Constant tension may seem like a surprising cause of hair damage, but it’s a real thing. It’s called traction alopecia. You see it many times in hairstyles that use super tight ponytails or braids that stay in place for long periods of time. This constant tension in one spot causes weak spots inside the hair strand, that will eventually give up and just snap. Most beauty pros will caution ladies from wearing tight pony tails in the same exact spot (sorry ballerinas, cheerleaders, divers, and gymnasts!), as well as from wearing extensions for extended lengths of time. Instead, try to move the position of the pony tail around so that the source of tension is not constant. Try to limit the tension as well, but using silicone bands.
Environmental damage is probably the damage least in anyone’s control. Unless you’re working in an environment that has abnormal toxins, we’re mostly talking about the effects that sun and wind can have on your hair. Most people aren’t surprised to hear that the sun can have bad effects on your hair…who hasn’t spent a little too much time in the sun and gotten “natural” highlights…along with super dry hair? Many, however, are surprised that wind can have the same effect on your hair. Protecting your hair from sun and wind damage is most effectively done with a hat or scarf, but there are products out there that carry some environmental protection (such as UV protectant).

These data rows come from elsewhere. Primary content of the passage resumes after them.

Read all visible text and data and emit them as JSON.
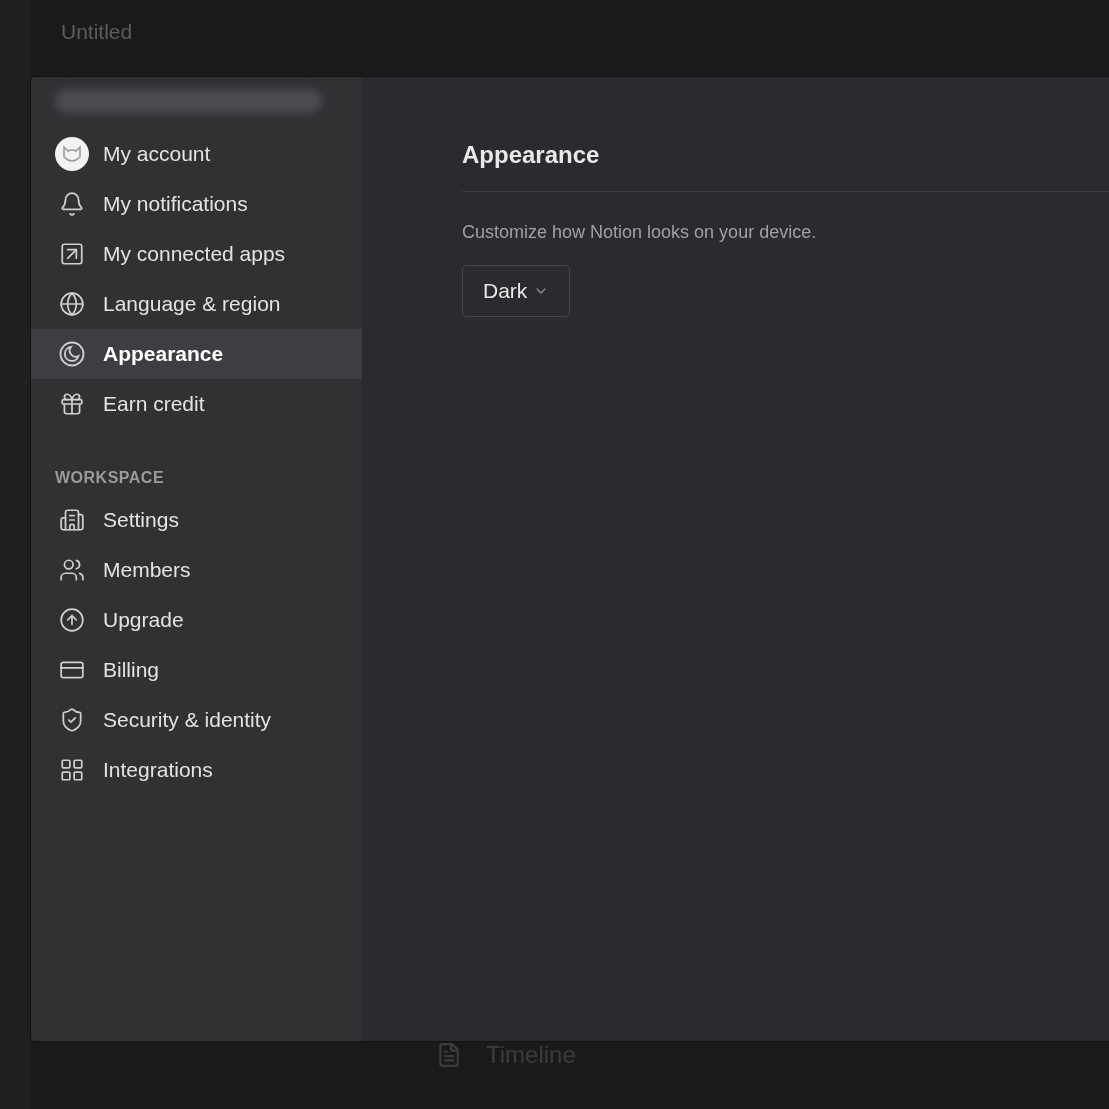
{
  "background": {
    "page_title": "Untitled",
    "hidden_item": "Timeline"
  },
  "settings": {
    "sidebar": {
      "sections": [
        {
          "items": [
            {
              "label": "My account",
              "selected": false
            },
            {
              "label": "My notifications",
              "selected": false
            },
            {
              "label": "My connected apps",
              "selected": false
            },
            {
              "label": "Language & region",
              "selected": false
            },
            {
              "label": "Appearance",
              "selected": true
            },
            {
              "label": "Earn credit",
              "selected": false
            }
          ]
        },
        {
          "heading": "WORKSPACE",
          "items": [
            {
              "label": "Settings",
              "selected": false
            },
            {
              "label": "Members",
              "selected": false
            },
            {
              "label": "Upgrade",
              "selected": false
            },
            {
              "label": "Billing",
              "selected": false
            },
            {
              "label": "Security & identity",
              "selected": false
            },
            {
              "label": "Integrations",
              "selected": false
            }
          ]
        }
      ]
    },
    "main": {
      "title": "Appearance",
      "description": "Customize how Notion looks on your device.",
      "theme_select": {
        "value": "Dark"
      }
    }
  }
}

Finally, medications can really take a toll on your hair. The primary medication most people think about in terms of hair damage is chemotherapy, but hormone medications, heart medications, thyroid medications, and some skin care medications can also damage your hair. Unfortunately, the effects that these medications have on your hair are (rightly) much lower on your medical professionals list of concerns. Your health must always take priority. That doesn’t mean you shouldn’t talk about your concerns with your medical professional, because many times there may be alternate medications or different doses that could have a positive effect on your hair health. It can’t hurt to ask!